After blocking out the shape, I used all the points in consecutive `vertex()`

functions to generate the bottom half of my logo. This is how it looked as a whole—woot! I also cleaned up the code and defined center points X and Y using half of the window's width and height respectively to align both shapes and achieve a symmetric look.

```
float centerX = width / 2;
float centerY = height / 2;
quad(centerX, centerY - 85, // Top vertex
centerX - 70, centerY, // Left vertex
centerX, centerY + 65, // Bottom vertex
centerX + 70, centerY); // Right vertex
beginShape();
vertex(centerX - 80, centerY + 10);
vertex(centerX - 145, centerY + 80);
vertex(centerX, centerY + 185);
vertex(centerX + 145, centerY + 80);
vertex(centerX + 80, centerY + 10);
vertex(centerX, centerY + 80);
endShape(CLOSE);
```

However, I noticed the shape wasn't centered with respect to the window/canvas. To fix this, I defined an offset value and applied it to both shape functions to center the entire logo within the window.

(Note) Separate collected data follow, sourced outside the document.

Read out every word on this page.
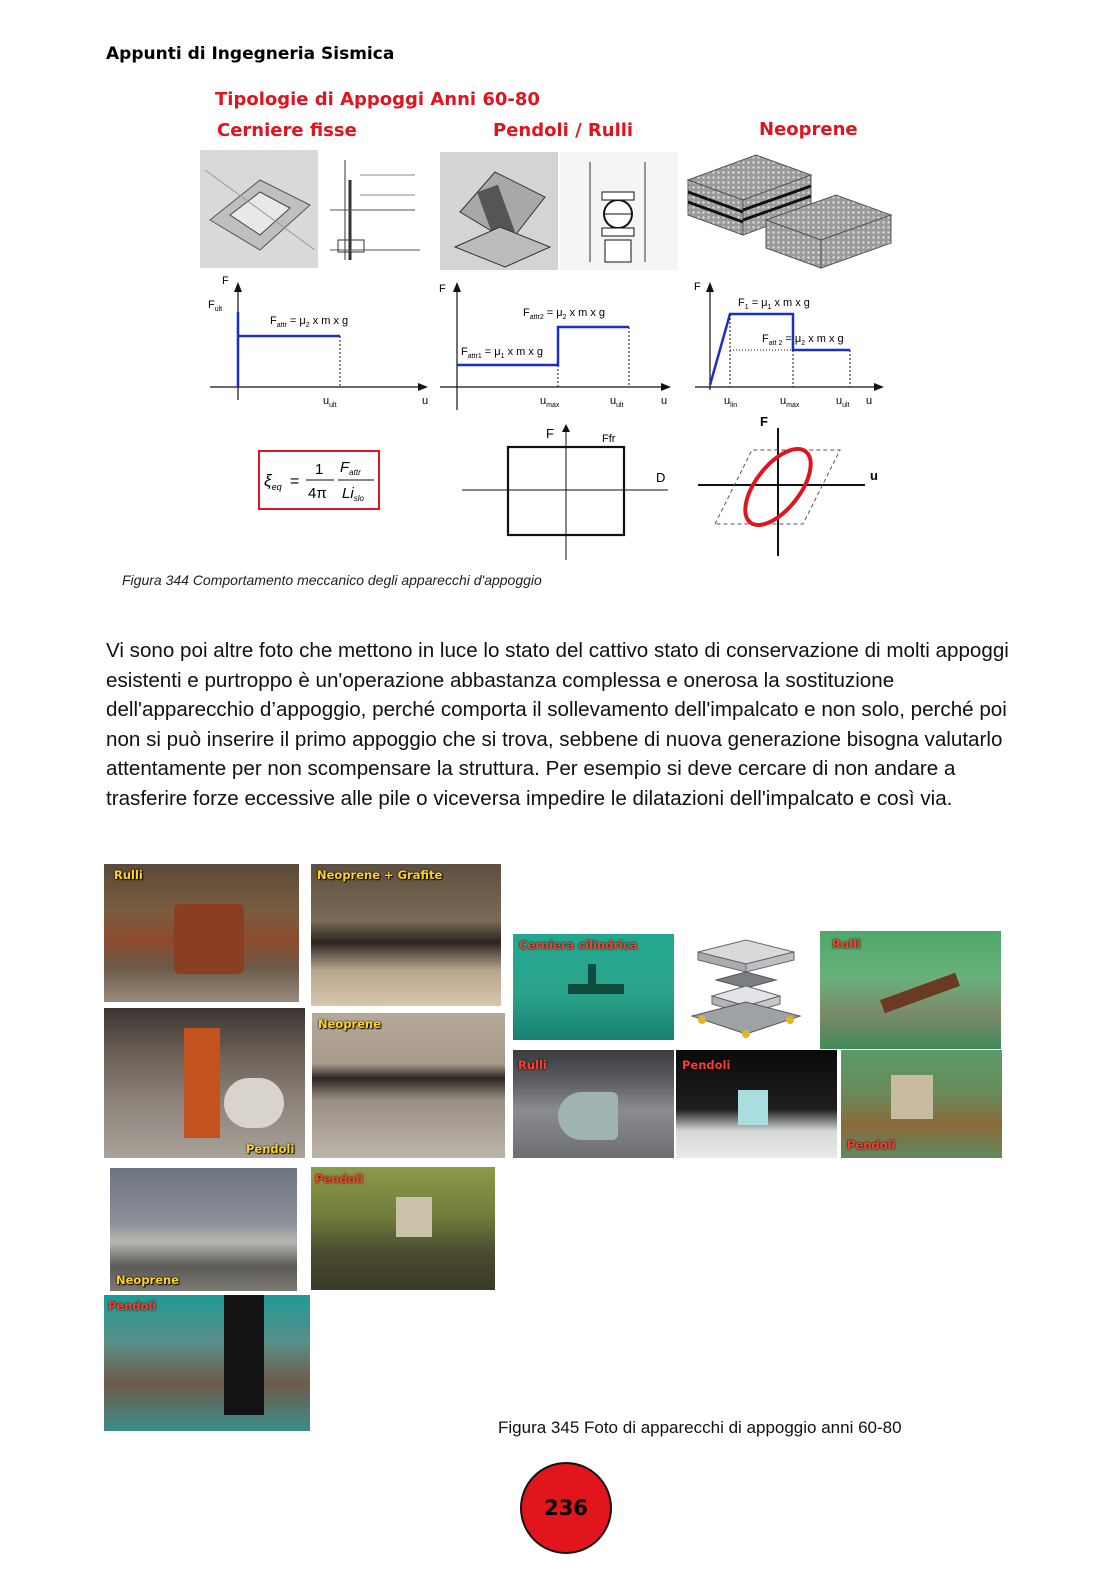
Appunti di Ingegneria Sismica
Tipologie di Appoggi Anni 60-80
Cerniere fisse	Pendoli / Rulli	Neoprene
F
$F_{ult}$
$F_{attr} = \mu_2$ x m x g
$u_{ult}$	u
F
$F_{attr1} = \mu_1$ x m x g
$F_{attr2} = \mu_2$ x m x g
$u_{max}$	$u_{ult}$	u
F
$F_1 = \mu_1$ x m x g
$F_{att 2} = \mu_2$ x m x g
$u_{lin}$	$u_{max}$	$u_{ult}$ u
$\xi_{eq}$ =
1
4π
$F_{attr}$
$Li_{slo}$
F
D
Ffr
F
u
Figura 344 Comportamento meccanico degli apparecchi d'appoggio
Vi sono poi altre foto che mettono in luce lo stato del cattivo stato di conservazione di molti appoggi esistenti e purtroppo è un'operazione abbastanza complessa e onerosa la sostituzione dell'apparecchio d’appoggio, perché comporta il sollevamento dell'impalcato e non solo, perché poi non si può inserire il primo appoggio che si trova, sebbene di nuova generazione bisogna valutarlo attentamente per non scompensare la struttura. Per esempio si deve cercare di non andare a trasferire forze eccessive alle pile o viceversa impedire le dilatazioni dell'impalcato e così via.
Rulli	Neoprene + Grafite
Pendoli
Neoprene
Neoprene
Pendoli
Pendoli
Cerniera cilindrica	Rulli
Rulli	Pendoli
Pendoli
Figura 345 Foto di apparecchi di appoggio anni 60-80
236
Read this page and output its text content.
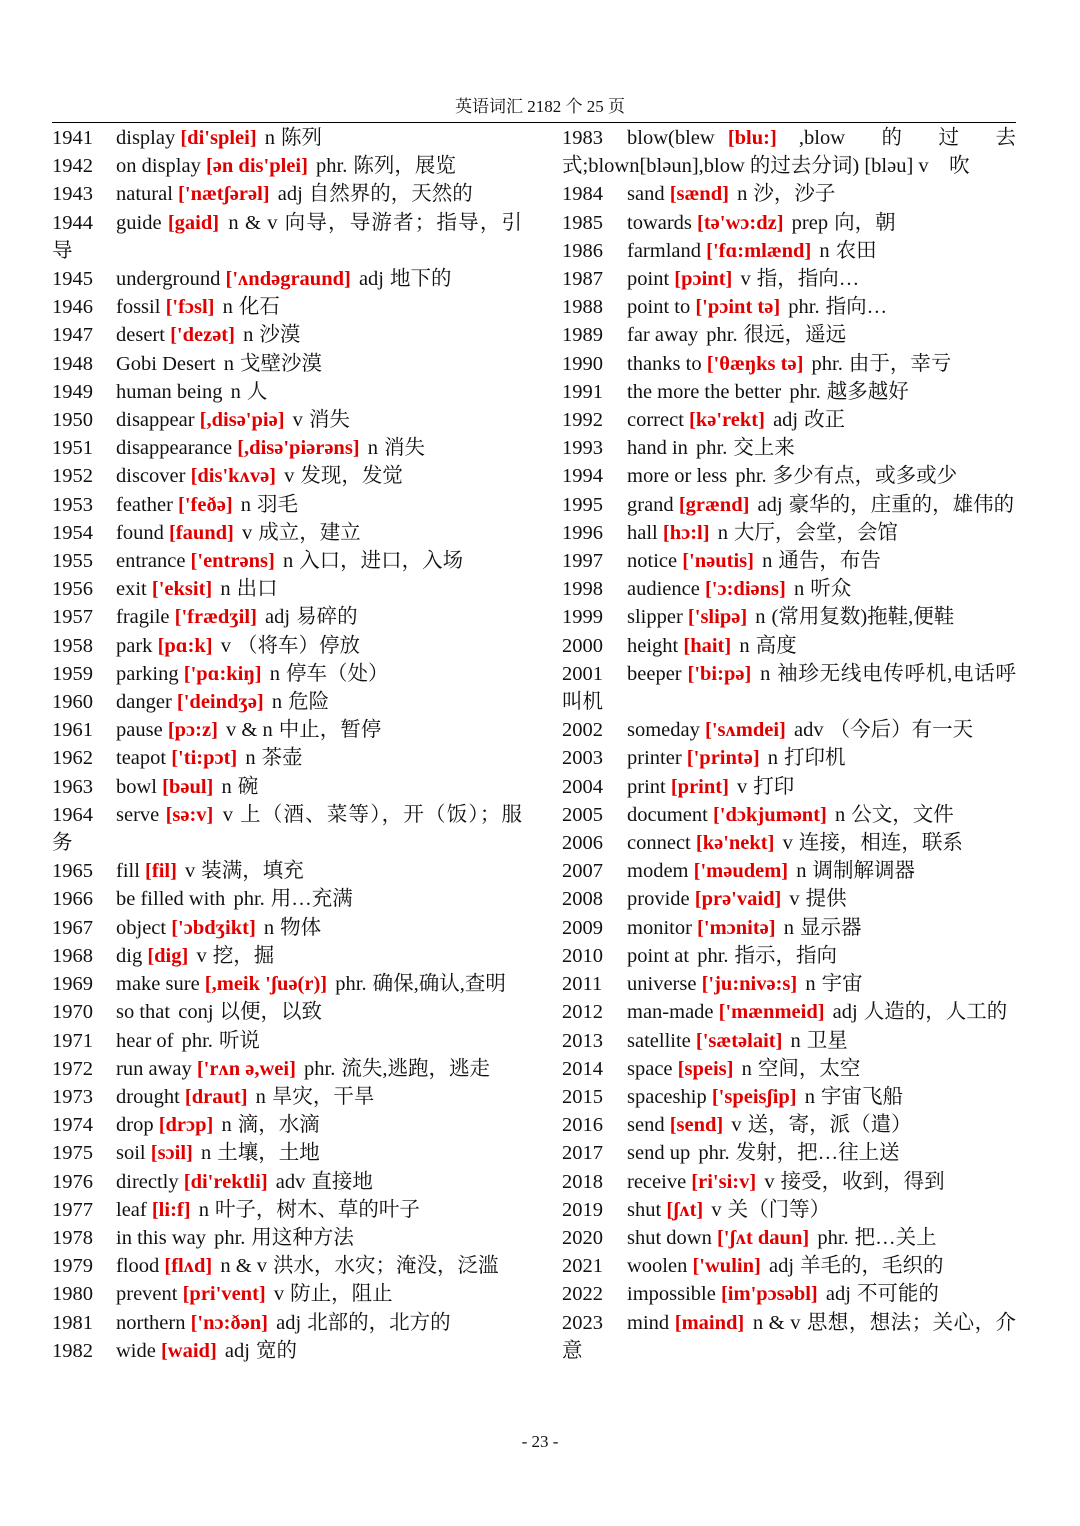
英语词汇 2182 个 25 页
1941 display [di'splei] n 陈列
1942 on display [ən dis'plei] phr. 陈列，展览
1943 natural ['nætʃərəl] adj 自然界的，天然的
1944 guide [gaid] n & v 向导，导游者；指导，引导
1945 underground ['ʌndəgraund] adj 地下的
1946 fossil ['fɔsl] n 化石
1947 desert ['dezət] n 沙漠
1948 Gobi Desert n 戈壁沙漠
1949 human being n 人
1950 disappear [,disə'piə] v 消失
1951 disappearance [,disə'piərəns] n 消失
1952 discover [dis'kʌvə] v 发现，发觉
1953 feather ['feðə] n 羽毛
1954 found [faund] v 成立，建立
1955 entrance ['entrəns] n 入口，进口，入场
1956 exit ['eksit] n 出口
1957 fragile ['frædʒil] adj 易碎的
1958 park [pɑ:k] v （将车）停放
1959 parking ['pɑ:kiŋ] n 停车（处）
1960 danger ['deindʒə] n 危险
1961 pause [pɔ:z] v & n 中止，暂停
1962 teapot ['ti:pɔt] n 茶壶
1963 bowl [bəul] n 碗
1964 serve [sə:v] v 上（酒、菜等），开（饭）；服务
1965 fill [fil] v 装满，填充
1966 be filled with phr. 用…充满
1967 object ['ɔbdʒikt] n 物体
1968 dig [dig] v 挖，掘
1969 make sure [,meik 'ʃuə(r)] phr. 确保,确认,查明
1970 so that conj 以便，以致
1971 hear of phr. 听说
1972 run away ['rʌn ə,wei] phr. 流失,逃跑，逃走
1973 drought [draut] n 旱灾，干旱
1974 drop [drɔp] n 滴，水滴
1975 soil [sɔil] n 土壤，土地
1976 directly [di'rektli] adv 直接地
1977 leaf [li:f] n 叶子，树木、草的叶子
1978 in this way phr. 用这种方法
1979 flood [flʌd] n & v 洪水，水灾；淹没，泛滥
1980 prevent [pri'vent] v 防止，阻止
1981 northern ['nɔ:ðən] adj 北部的，北方的
1982 wide [waid] adj 宽的
1983 blow(blew [blu:] ,blow　的　过　去式;blown[bləun],blow 的过去分词) [bləu] v　吹
1984 sand [sænd] n 沙，沙子
1985 towards [tə'wɔ:dz] prep 向，朝
1986 farmland ['fɑ:mlænd] n 农田
1987 point [pɔint] v 指，指向…
1988 point to ['pɔint tə] phr. 指向…
1989 far away phr. 很远，遥远
1990 thanks to ['θæŋks tə] phr. 由于，幸亏
1991 the more the better phr. 越多越好
1992 correct [kə'rekt] adj 改正
1993 hand in phr. 交上来
1994 more or less phr. 多少有点，或多或少
1995 grand [grænd] adj 豪华的，庄重的，雄伟的
1996 hall [hɔ:l] n 大厅，会堂，会馆
1997 notice ['nəutis] n 通告，布告
1998 audience ['ɔ:diəns] n 听众
1999 slipper ['slipə] n (常用复数)拖鞋,便鞋
2000 height [hait] n 高度
2001 beeper ['bi:pə] n 袖珍无线电传呼机,电话呼叫机
2002 someday ['sʌmdei] adv （今后）有一天
2003 printer ['printə] n 打印机
2004 print [print] v 打印
2005 document ['dɔkjumənt] n 公文，文件
2006 connect [kə'nekt] v 连接，相连，联系
2007 modem ['məudem] n 调制解调器
2008 provide [prə'vaid] v 提供
2009 monitor ['mɔnitə] n 显示器
2010 point at phr. 指示，指向
2011 universe ['ju:nivə:s] n 宇宙
2012 man-made ['mænmeid] adj 人造的，人工的
2013 satellite ['sætəlait] n 卫星
2014 space [speis] n 空间，太空
2015 spaceship ['speisʃip] n 宇宙飞船
2016 send [send] v 送，寄，派（遣）
2017 send up phr. 发射，把…往上送
2018 receive [ri'si:v] v 接受，收到，得到
2019 shut [ʃʌt] v 关（门等）
2020 shut down ['ʃʌt daun] phr. 把…关上
2021 woolen ['wulin] adj 羊毛的，毛织的
2022 impossible [im'pɔsəbl] adj 不可能的
2023 mind [maind] n & v 思想，想法；关心，介意
- 23 -
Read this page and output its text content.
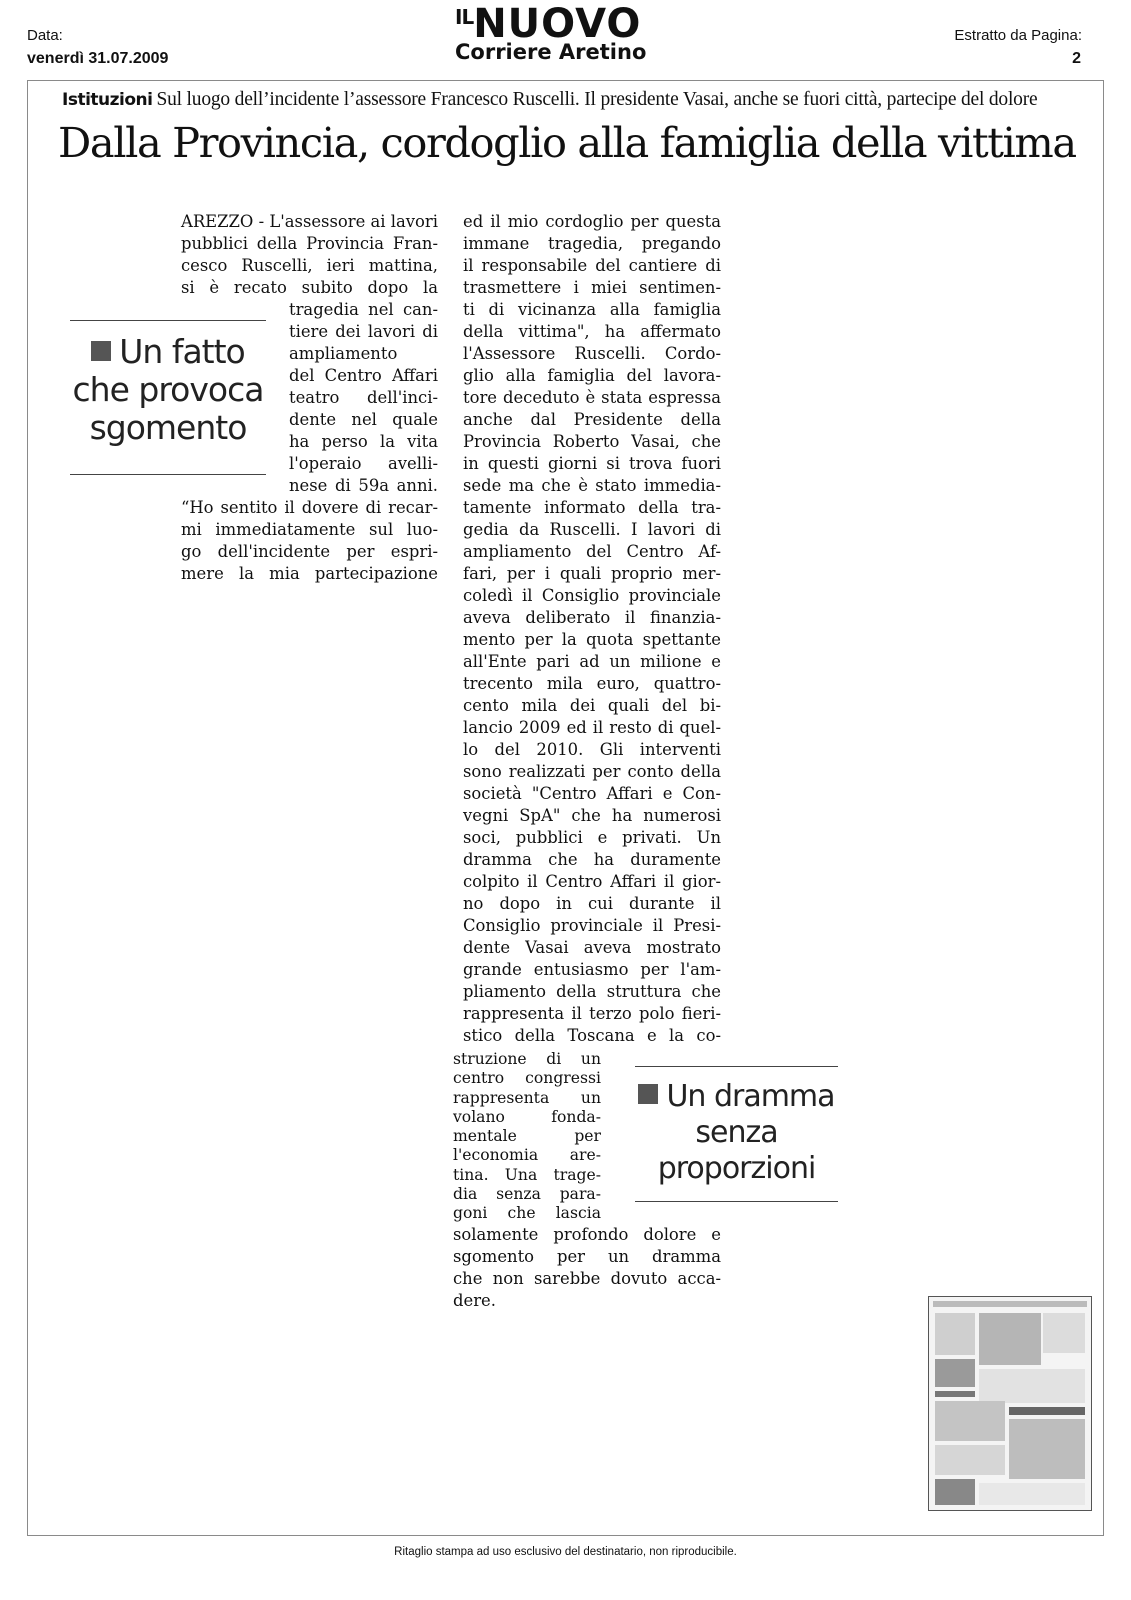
Data:
venerdì 31.07.2009
Estratto da Pagina:
2
ILNUOVO
Corriere Aretino
Istituzioni Sul luogo dell’incidente l’assessore Francesco Ruscelli. Il presidente Vasai, anche se fuori città, partecipe del dolore
Dalla Provincia, cordoglio alla famiglia della vittima

AREZZO - L'assessore ai lavori

pubblici della Provincia Fran-

cesco Ruscelli, ieri mattina,

si è recato subito dopo la

tragedia nel can-

tiere dei lavori di

ampliamento

del Centro Affari

teatro dell'inci-

dente nel quale

ha perso la vita

l'operaio avelli-

nese di 59a anni.

“Ho sentito il dovere di recar-

mi immediatamente sul luo-

go dell'incidente per espri-

mere la mia partecipazione

Un fatto
che provoca
sgomento

ed il mio cordoglio per questa

immane tragedia, pregando

il responsabile del cantiere di

trasmettere i miei sentimen-

ti di vicinanza alla famiglia

della vittima", ha affermato

l'Assessore Ruscelli. Cordo-

glio alla famiglia del lavora-

tore deceduto è stata espressa

anche dal Presidente della

Provincia Roberto Vasai, che

in questi giorni si trova fuori

sede ma che è stato immedia-

tamente informato della tra-

gedia da Ruscelli. I lavori di

ampliamento del Centro Af-

fari, per i quali proprio mer-

coledì il Consiglio provinciale

aveva deliberato il finanzia-

mento per la quota spettante

all'Ente pari ad un milione e

trecento mila euro, quattro-

cento mila dei quali del bi-

lancio 2009 ed il resto di quel-

lo del 2010. Gli interventi

sono realizzati per conto della

società "Centro Affari e Con-

vegni SpA" che ha numerosi

soci, pubblici e privati. Un

dramma che ha duramente

colpito il Centro Affari il gior-

no dopo in cui durante il

Consiglio provinciale il Presi-

dente Vasai aveva mostrato

grande entusiasmo per l'am-

pliamento della struttura che

rappresenta il terzo polo fieri-

stico della Toscana e la co-

struzione di un

centro congressi

rappresenta un

volano fonda-

mentale per

l'economia are-

tina. Una trage-

dia senza para-

goni che lascia

solamente profondo dolore e

sgomento per un dramma

che non sarebbe dovuto acca-

dere.

Un dramma
senza
proporzioni
Ritaglio stampa ad uso esclusivo del destinatario, non riproducibile.
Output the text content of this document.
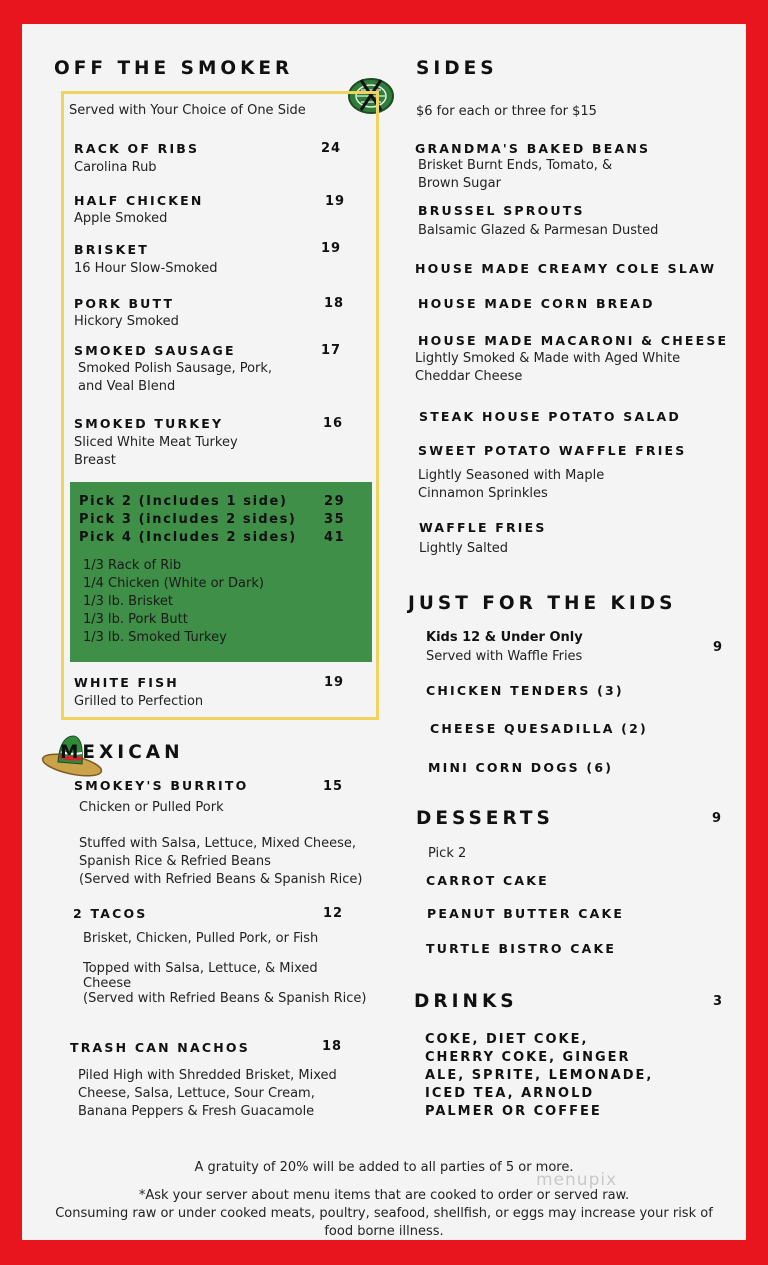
OFF THE SMOKER
Served with Your Choice of One Side
RACK OF RIBS	24
Carolina Rub
HALF CHICKEN	19
Apple Smoked
BRISKET	19
16 Hour Slow-Smoked
PORK BUTT	18
Hickory Smoked
SMOKED SAUSAGE	17
Smoked Polish Sausage, Pork,
and Veal Blend
SMOKED TURKEY	16
Sliced White Meat Turkey
Breast
Pick 2 (Includes 1 side)	29
Pick 3 (includes 2 sides) 35
Pick 4 (Includes 2 sides) 41
1/3 Rack of Rib
1/4 Chicken (White or Dark)
1/3 lb. Brisket
1/3 lb. Pork Butt
1/3 lb. Smoked Turkey
WHITE FISH	19
Grilled to Perfection
MEXICAN
SMOKEY'S BURRITO	15
Chicken or Pulled Pork
Stuffed with Salsa, Lettuce, Mixed Cheese,
Spanish Rice & Refried Beans
(Served with Refried Beans & Spanish Rice)
2 TACOS	12
Brisket, Chicken, Pulled Pork, or Fish
Topped with Salsa, Lettuce, & Mixed
Cheese
(Served with Refried Beans & Spanish Rice)
TRASH CAN NACHOS	18
Piled High with Shredded Brisket, Mixed
Cheese, Salsa, Lettuce, Sour Cream,
Banana Peppers & Fresh Guacamole
SIDES
$6 for each or three for $15
GRANDMA'S BAKED BEANS
Brisket Burnt Ends, Tomato, &
Brown Sugar
BRUSSEL SPROUTS
Balsamic Glazed & Parmesan Dusted
HOUSE MADE CREAMY COLE SLAW
HOUSE MADE CORN BREAD
HOUSE MADE MACARONI & CHEESE
Lightly Smoked & Made with Aged White
Cheddar Cheese
STEAK HOUSE POTATO SALAD
SWEET POTATO WAFFLE FRIES
Lightly Seasoned with Maple
Cinnamon Sprinkles
WAFFLE FRIES
Lightly Salted
JUST FOR THE KIDS
Kids 12 & Under Only
Served with Waffle Fries
9
CHICKEN TENDERS (3)
CHEESE QUESADILLA (2)
MINI CORN DOGS (6)
DESSERTS	9
Pick 2
CARROT CAKE
PEANUT BUTTER CAKE
TURTLE BISTRO CAKE
DRINKS	3
COKE, DIET COKE,
CHERRY COKE, GINGER
ALE, SPRITE, LEMONADE,
ICED TEA, ARNOLD
PALMER OR COFFEE
A gratuity of 20% will be added to all parties of 5 or more.
menupix
*Ask your server about menu items that are cooked to order or served raw.
Consuming raw or under cooked meats, poultry, seafood, shellfish, or eggs may increase your risk of
food borne illness.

To test for symmetry, I defined a function that draws a grid on screen.

```
void drawGrid() {
noFill();
stroke(0, 175, 0, 150);
for (int x = 0; x <= width; x += 20) {
line(x, 0, x, height); // Vertical lines
}
for (int y = 0; y <= height; y += 20) {
line(0, y, width, y); // Horizontal lines
}
}
```

This was the end result! For the next steps, I want to learn how to apply rounding to all the vertices of my logo to achieve a smoother, refined look. (Bonus points if it matches with my original logo design!)